Norway to review sovereign wealth fund's Israel investments
The review followed a report by the Aftenposten daily that said the $1.9 trillion fund had built a stake in 2023-24 in an Israeli jet engine group that provides services to Israel's armed forces, including the maintenance of fighter jets.
The fund's investment in the Bet Shemesh Engines Ltd. (BSEL) group is worrying, Norwegian Prime Minister Jonas Gahr Stoere told public broadcaster NRK.
'We must get clarification on this because reading about it makes me uneasy,' Stoere said.
BSEL did not immediately respond to a request for comment.
Norges Bank Investment Management (NBIM), which manages the fund, took a 1.3 percent stake in BSEL in 2023 and raised this to 2.09 percent by the end of 2024, holding shares worth $15.2 million, the latest available NBIM records show.
In light of Aftenposten's story and the security situation in Gaza and the West Bank, the central bank will now conduct a review of NBIM's Israeli holdings, Finance Minister Jens Stoltenberg said on Tuesday.
NBIM CEO Nicolai Tangen told NRK that BSEL had not appeared on any lists of recommended exclusions, such as by the United Nations or the fund's own ethics council.
Norway's parliament in June rejected a proposal for the sovereign wealth fund to divest from all companies with activities in the occupied Palestinian territories.

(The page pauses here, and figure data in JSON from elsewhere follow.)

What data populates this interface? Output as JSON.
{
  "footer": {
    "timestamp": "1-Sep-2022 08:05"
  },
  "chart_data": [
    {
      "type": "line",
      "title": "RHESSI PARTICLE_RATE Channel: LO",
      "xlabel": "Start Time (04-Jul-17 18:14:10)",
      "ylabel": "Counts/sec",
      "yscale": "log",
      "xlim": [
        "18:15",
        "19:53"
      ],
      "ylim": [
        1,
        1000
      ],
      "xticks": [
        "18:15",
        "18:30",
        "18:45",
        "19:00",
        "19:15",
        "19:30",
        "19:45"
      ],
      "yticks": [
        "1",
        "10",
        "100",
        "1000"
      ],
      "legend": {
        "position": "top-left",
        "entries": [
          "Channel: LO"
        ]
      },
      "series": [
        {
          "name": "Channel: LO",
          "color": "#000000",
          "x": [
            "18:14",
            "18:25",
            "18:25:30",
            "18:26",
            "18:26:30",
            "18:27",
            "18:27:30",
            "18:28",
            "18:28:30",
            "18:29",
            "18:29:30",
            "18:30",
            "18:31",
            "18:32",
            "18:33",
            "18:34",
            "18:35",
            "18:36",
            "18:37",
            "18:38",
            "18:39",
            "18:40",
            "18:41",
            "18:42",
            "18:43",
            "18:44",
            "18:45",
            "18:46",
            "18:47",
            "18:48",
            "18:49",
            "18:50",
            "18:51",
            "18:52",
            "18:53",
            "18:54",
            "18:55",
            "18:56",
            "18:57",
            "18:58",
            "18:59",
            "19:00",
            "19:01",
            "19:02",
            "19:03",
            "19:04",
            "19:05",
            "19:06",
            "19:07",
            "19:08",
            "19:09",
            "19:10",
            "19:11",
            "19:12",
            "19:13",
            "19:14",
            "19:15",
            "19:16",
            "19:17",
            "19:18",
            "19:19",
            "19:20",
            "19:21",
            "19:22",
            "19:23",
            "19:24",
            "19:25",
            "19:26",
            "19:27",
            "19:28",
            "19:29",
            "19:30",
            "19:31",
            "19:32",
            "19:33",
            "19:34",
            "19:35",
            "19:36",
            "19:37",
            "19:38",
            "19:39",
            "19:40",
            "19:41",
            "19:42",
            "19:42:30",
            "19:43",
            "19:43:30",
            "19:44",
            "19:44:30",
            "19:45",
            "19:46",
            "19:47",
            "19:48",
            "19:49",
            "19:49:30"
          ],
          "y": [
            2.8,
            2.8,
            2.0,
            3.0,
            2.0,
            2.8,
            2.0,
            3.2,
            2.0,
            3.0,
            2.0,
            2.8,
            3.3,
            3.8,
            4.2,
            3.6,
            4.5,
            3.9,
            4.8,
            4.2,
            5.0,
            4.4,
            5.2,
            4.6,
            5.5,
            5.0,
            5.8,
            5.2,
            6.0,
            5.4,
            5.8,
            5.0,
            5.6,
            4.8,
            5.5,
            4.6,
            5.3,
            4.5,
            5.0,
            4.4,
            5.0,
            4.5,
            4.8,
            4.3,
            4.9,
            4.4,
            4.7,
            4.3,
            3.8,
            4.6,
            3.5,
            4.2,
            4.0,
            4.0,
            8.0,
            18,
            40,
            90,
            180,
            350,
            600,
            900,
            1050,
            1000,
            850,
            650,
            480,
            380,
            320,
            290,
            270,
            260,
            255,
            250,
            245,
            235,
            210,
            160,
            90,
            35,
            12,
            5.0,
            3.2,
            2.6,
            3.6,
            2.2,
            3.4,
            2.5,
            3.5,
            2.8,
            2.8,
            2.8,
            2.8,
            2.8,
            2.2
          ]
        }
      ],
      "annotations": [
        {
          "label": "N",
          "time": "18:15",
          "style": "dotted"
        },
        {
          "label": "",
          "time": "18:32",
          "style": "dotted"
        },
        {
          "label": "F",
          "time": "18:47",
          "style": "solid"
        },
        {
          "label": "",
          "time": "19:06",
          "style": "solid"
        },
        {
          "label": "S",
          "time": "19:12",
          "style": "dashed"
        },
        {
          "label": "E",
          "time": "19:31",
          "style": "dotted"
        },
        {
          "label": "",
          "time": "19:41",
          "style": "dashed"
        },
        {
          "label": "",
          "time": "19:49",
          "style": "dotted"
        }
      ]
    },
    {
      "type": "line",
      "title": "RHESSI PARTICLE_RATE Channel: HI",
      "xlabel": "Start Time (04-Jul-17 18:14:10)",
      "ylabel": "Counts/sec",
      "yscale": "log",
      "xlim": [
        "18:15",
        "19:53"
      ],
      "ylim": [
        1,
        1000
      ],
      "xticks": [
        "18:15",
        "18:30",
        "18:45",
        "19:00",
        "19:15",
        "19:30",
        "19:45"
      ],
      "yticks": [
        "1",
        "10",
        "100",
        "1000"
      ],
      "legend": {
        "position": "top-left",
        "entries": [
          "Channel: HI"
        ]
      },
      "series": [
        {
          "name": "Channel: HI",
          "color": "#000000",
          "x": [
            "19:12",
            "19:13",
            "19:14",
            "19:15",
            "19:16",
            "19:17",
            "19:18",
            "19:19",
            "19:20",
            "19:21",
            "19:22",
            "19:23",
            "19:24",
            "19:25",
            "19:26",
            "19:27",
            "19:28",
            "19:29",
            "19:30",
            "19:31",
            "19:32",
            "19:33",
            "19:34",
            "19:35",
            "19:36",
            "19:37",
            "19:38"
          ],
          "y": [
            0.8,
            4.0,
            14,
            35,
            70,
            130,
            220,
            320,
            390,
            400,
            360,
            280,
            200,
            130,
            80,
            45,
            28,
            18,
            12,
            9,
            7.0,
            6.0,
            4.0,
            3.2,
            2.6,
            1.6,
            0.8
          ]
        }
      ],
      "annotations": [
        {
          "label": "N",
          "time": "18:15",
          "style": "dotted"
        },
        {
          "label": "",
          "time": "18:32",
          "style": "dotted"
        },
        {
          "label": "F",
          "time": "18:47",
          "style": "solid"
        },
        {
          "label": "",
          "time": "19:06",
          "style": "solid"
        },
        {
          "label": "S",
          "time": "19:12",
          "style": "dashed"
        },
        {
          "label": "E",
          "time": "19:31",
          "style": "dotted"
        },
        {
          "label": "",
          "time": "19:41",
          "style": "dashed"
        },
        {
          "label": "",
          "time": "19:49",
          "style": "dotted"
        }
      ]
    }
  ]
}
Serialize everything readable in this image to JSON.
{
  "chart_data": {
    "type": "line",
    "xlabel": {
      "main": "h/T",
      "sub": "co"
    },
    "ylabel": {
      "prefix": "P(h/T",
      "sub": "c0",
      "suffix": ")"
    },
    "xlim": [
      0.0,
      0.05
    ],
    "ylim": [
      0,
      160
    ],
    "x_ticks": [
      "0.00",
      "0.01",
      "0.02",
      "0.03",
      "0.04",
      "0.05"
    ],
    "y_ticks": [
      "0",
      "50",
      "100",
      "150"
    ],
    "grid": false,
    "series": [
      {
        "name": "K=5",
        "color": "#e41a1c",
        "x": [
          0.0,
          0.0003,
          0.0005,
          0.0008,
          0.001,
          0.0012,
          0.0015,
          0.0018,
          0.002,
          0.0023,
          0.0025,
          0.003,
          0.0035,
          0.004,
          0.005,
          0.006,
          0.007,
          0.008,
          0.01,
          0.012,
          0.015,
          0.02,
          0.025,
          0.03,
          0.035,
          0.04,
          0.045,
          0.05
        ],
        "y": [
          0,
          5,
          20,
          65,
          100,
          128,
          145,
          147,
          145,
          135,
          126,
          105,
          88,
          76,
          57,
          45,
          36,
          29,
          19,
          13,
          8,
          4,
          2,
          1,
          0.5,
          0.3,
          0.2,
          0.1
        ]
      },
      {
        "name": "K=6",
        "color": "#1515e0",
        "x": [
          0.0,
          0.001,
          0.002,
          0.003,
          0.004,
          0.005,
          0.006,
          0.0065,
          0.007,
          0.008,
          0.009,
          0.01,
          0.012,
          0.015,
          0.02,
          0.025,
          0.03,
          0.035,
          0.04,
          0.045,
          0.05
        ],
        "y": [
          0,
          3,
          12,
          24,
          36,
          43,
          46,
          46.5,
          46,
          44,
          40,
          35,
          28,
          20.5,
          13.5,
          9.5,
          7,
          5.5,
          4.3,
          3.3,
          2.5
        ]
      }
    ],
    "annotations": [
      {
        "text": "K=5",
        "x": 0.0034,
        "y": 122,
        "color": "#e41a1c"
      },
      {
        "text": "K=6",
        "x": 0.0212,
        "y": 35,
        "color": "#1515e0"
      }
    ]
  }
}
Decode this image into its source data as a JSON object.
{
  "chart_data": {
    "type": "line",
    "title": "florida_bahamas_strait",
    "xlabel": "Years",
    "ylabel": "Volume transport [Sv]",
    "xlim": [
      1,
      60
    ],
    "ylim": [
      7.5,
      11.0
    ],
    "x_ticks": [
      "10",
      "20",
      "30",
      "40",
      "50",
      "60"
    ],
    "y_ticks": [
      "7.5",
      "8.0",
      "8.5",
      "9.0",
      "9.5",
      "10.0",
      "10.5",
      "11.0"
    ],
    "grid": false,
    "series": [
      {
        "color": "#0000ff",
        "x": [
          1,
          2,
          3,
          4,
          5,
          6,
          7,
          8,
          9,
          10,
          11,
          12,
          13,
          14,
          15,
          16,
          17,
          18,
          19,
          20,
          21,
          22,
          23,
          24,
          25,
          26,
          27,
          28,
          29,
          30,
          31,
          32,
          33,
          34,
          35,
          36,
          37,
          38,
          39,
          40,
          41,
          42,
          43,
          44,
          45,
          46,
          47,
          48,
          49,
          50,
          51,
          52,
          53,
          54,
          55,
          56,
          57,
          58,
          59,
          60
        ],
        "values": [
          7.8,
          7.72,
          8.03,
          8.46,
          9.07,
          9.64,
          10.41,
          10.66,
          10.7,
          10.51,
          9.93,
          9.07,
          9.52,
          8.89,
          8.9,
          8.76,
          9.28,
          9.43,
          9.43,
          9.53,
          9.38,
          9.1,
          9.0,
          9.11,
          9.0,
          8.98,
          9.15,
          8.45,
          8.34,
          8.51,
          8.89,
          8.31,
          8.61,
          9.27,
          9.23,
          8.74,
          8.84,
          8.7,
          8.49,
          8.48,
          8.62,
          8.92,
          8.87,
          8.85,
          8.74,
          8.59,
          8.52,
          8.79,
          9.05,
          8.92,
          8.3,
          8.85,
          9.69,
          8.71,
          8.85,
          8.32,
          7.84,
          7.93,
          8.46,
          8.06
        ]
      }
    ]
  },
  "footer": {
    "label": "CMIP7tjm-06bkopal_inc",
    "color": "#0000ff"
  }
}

The fund, which owns stakes in 8,700 companies worldwide, held shares in 65 Israeli companies at the end of 2024, valued at $1.95 billion, its records show.
Norway's sovereign wealth fund, the world's largest, has sold its stakes in an Israeli energy company and a telecoms group in the last year, and its ethics council has said it is reviewing whether to recommend divesting holdings in five banks.